Hunting down these kind of memory leaks is a real pain. You practically have no idea where to begin. At the company I worked for we created a special in-memory log for logging reference counting which was a great help and we would also use smart pointers to handle releases automatically. But the pain though... it this makes you really appreciate the garbage collection in modern runtimes.

If you are programming in Swift or Objective-C you may know reference counting as ARC. ARC can get you in trouble but the runtime on Apple devices know about reference counting so it is a lot easier on the developer than COM.

But how, you may ask, do you handle concurrency, when calling objects that may or may not live in another process?

That is a really great question.

Naturally, with objects living in different process you are going to have to worry about concurrency and COM tries to help you with that by putting the objects in "apartments".

Objects that are not thread safe should live in the Single Thread Apartment (STA) and objects that are thread safe may live in a Multiple Thread Apartment (MTA). You have to decide where your object should live when registering it in the registry.

When calling into another apartment your call needs to be serialized by a so-called marshaller. Unless you are insane you want those marshallers to be created automatically which means that you can't write your interfaces in C++. You need to define them in the Interface Definition Language (IDL) that will be transpiled into C++.

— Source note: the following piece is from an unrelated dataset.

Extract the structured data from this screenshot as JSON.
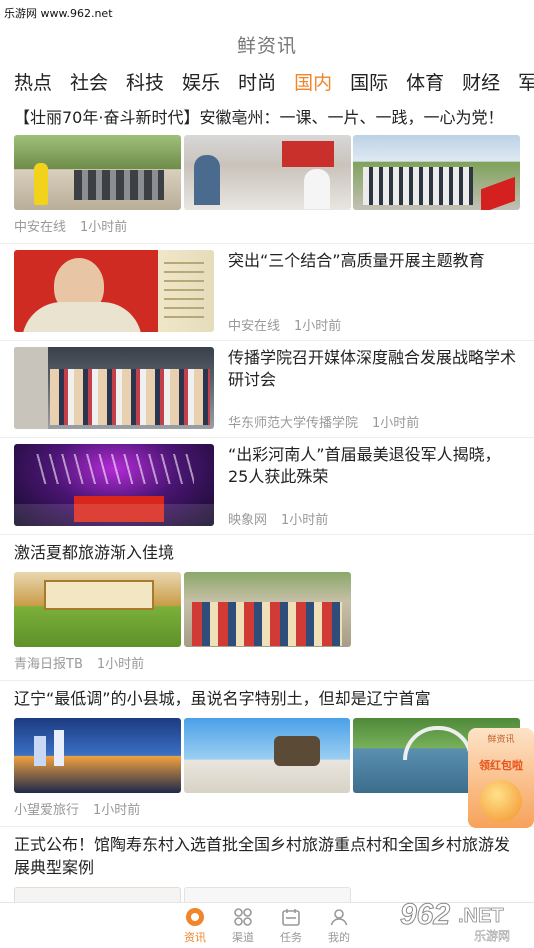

As you may suspect by now, COM apartments may you lead you to serious self-inflicted injuries. They should come with a warning. For example, consider the ADODB.Connection type used for connecting to databases.

ADODB.Connection is an STA component, meaning that only one thread is allowed to access the object at the same time. Not all developers were aware of this back in the 2000s so people would put the connection object in the session cache on classic ASP web sites to save time and speed up response times. Of course, sending all requests to a web site through the same thread is usually not a good idea for your response times.

Back then many developers including Microsoft said that VB6 was the answer to all your problems with COM as VB6 would handle the reference counting for you. That is true to some extent but you did not know the internal workings of reference counting you could very easily create memory leaks in VB6 and you would have no idea why!

Closing

One of the gurus of COM back then, Don Box, famously coined the term "COM is love" because of how COM was built on contracts. But I can say for sure that I did not love COM all that much and I do not miss it at all. It only makes me appreciate .NET that much more.

COM is still very much in use today: The Office applications rely heavily on COM. If you want to write a component with functions callable from within Excel cells or from VBA, you need a COM component. Luckily, you can write it in C# and fairly easily register it as a COM component. .NET will create as shim for you that handles the reference counting and all the other good stuff.